August 18, 2005 at 3:22PM XP and Big Design Upfront
Joel Spolsky posted on his site about several instances where where he needed to modify the Project Aardvark (Copilot) Functional Specification.
It was all fine, and stuff I agree with myself, up until close to the end where he wrote: “I can’t tell you how strongly I believe in Big Design Up Front, which the proponents of Extreme Programming consider anathema. I have consistently saved time and made better products by using BDUF and I’m proud to use it, no matter what the XP fanatics claim. They’re just wrong on this point and I can’t be any clearer than that.”
Now, I’m neither a hardcore XP person, nor a hardcore BDUF person, but that’s a bit of a mischaracterisation of XP if I ever heard one. There was me thinking one of the core mantras of XP was “design a bit, code a bit”, meaning you create a rough spec up front, and then refine that over each iteration/milestone/phase/whatever of the project.
I know there’s people out there who look at XP and say to themselves, “yay, no planning!”, but that’s not XP. And I think we can all agree that those people aren’t so much XP fanatics as XP idiots.
1 On August 18, 2005 at 16:52, Mick wrote:
Keith.
I always (of course) read your blog, but I was compelled to praise you on this article. Its a good read, and I enjoyed reading about the XP approach. Also the CoPilot scheme is an interesting one.

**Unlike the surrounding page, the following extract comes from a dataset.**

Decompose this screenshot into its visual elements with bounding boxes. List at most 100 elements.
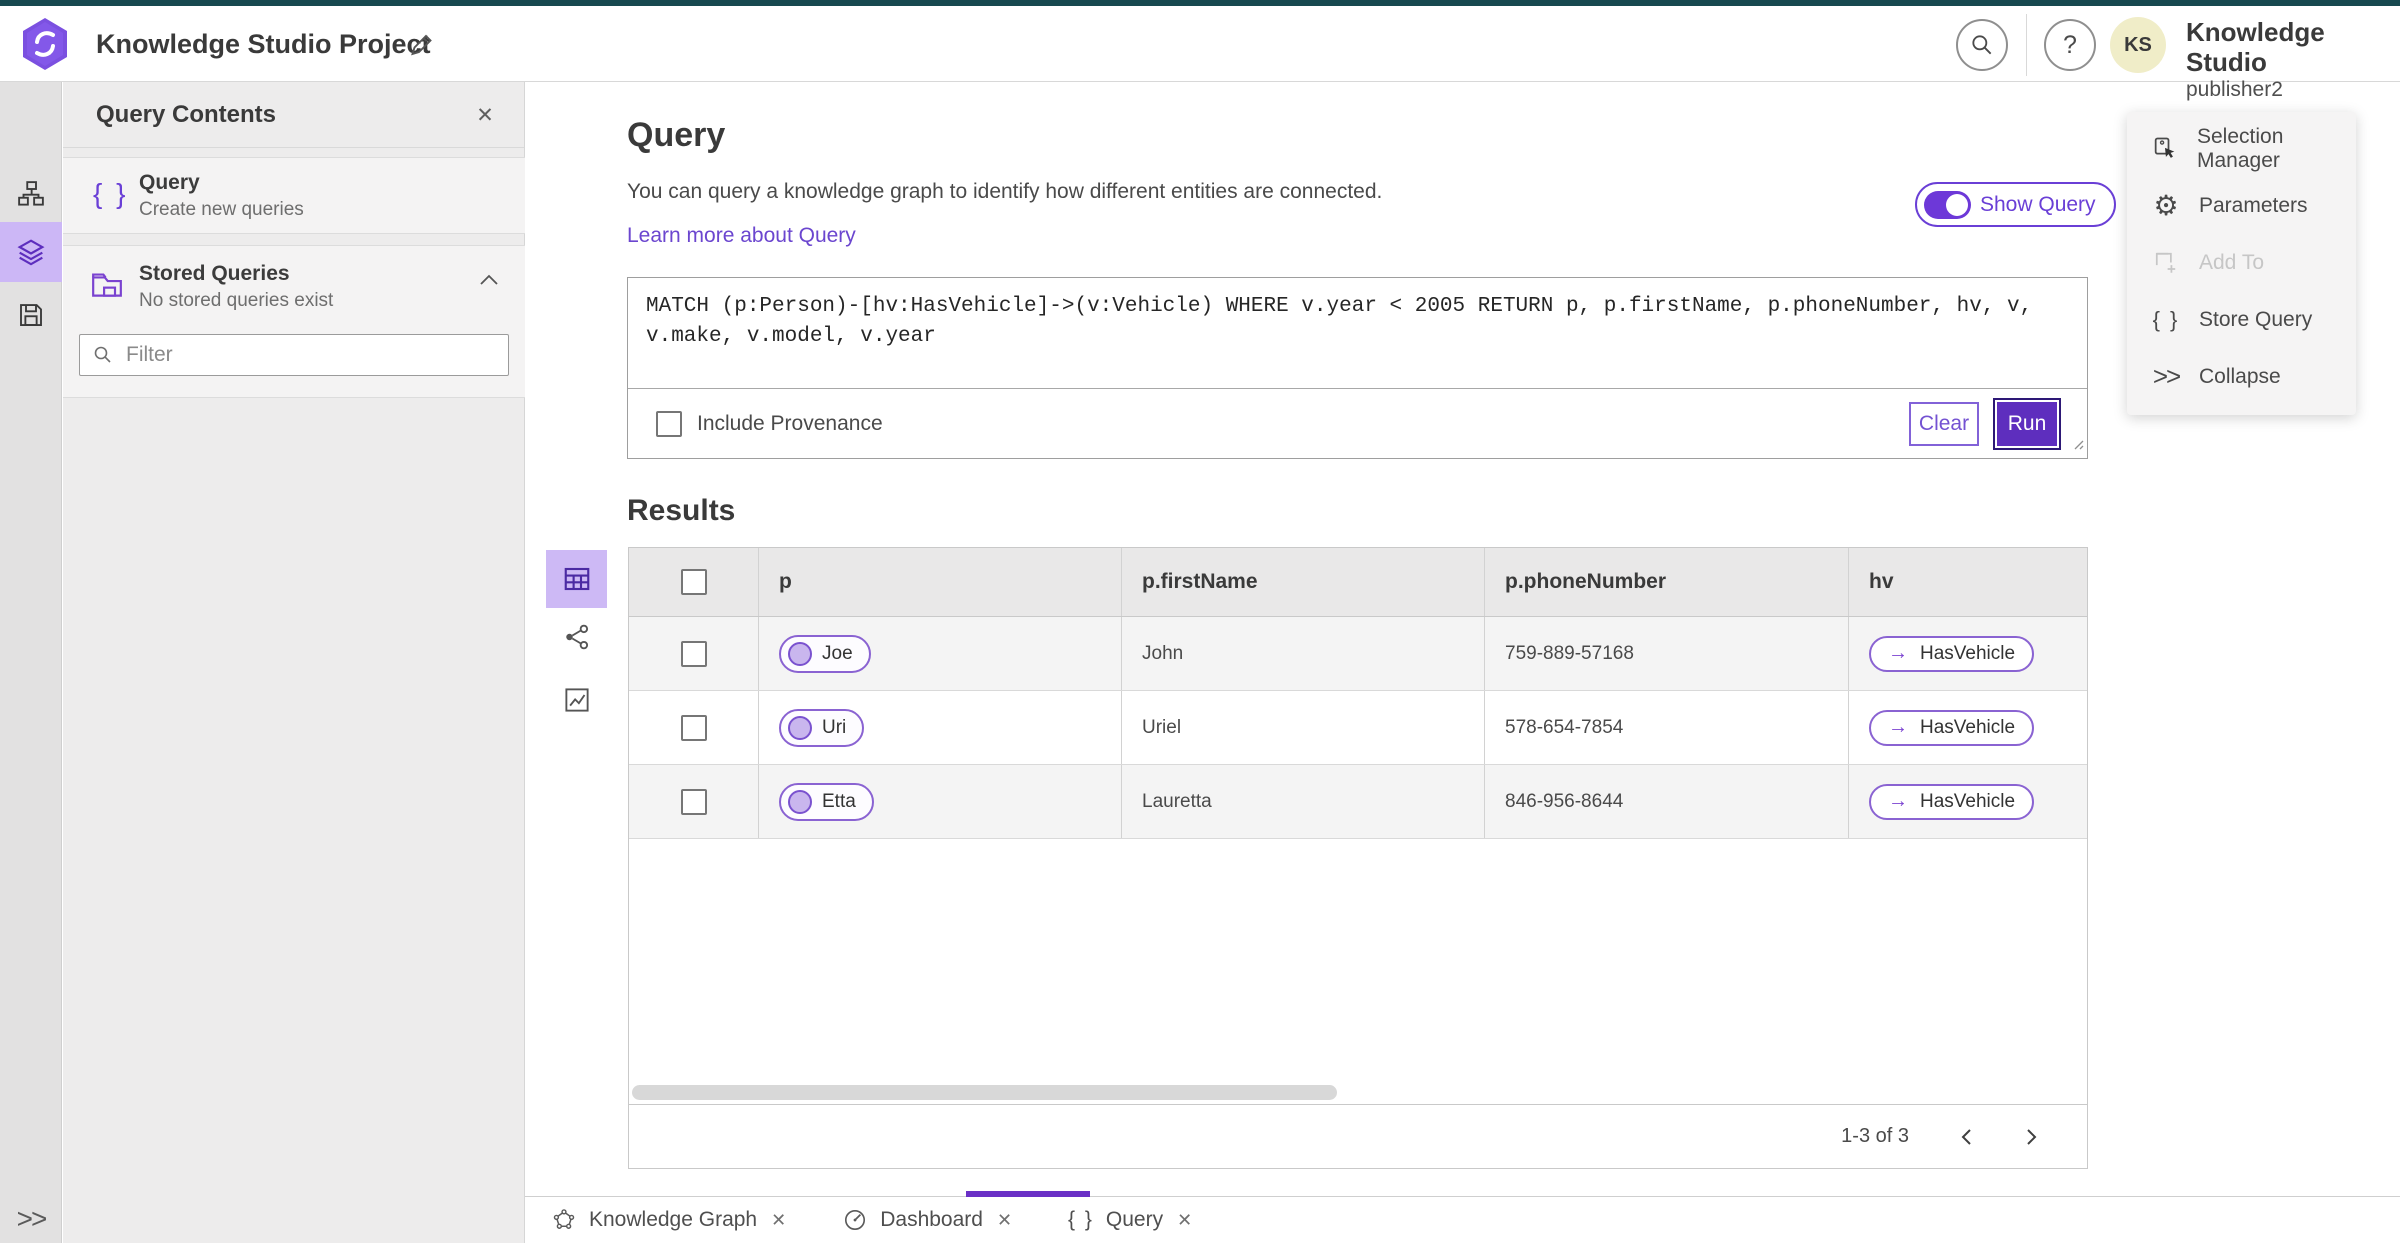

Btw - I got myself a nice permanent job as a PHP/Webdev type person. It keeps me to the luxury to which I have become accostomed.
Nehoo, hope your doing well.
Latozorseszezeez
2 On August 19, 2005 at 15:00, Keith wrote:
Argh! Flash intro! My eyes! The goggles, they do nothing!
3 On August 20, 2005 at 10:41, Revence 27 wrote:
Yep. You’re right.
The best way to go on a project (if “project” doesn’t mean “Hello, World!” to you) is to write a rough spec first, and know that by the time you’re done, it’ll have changed lots.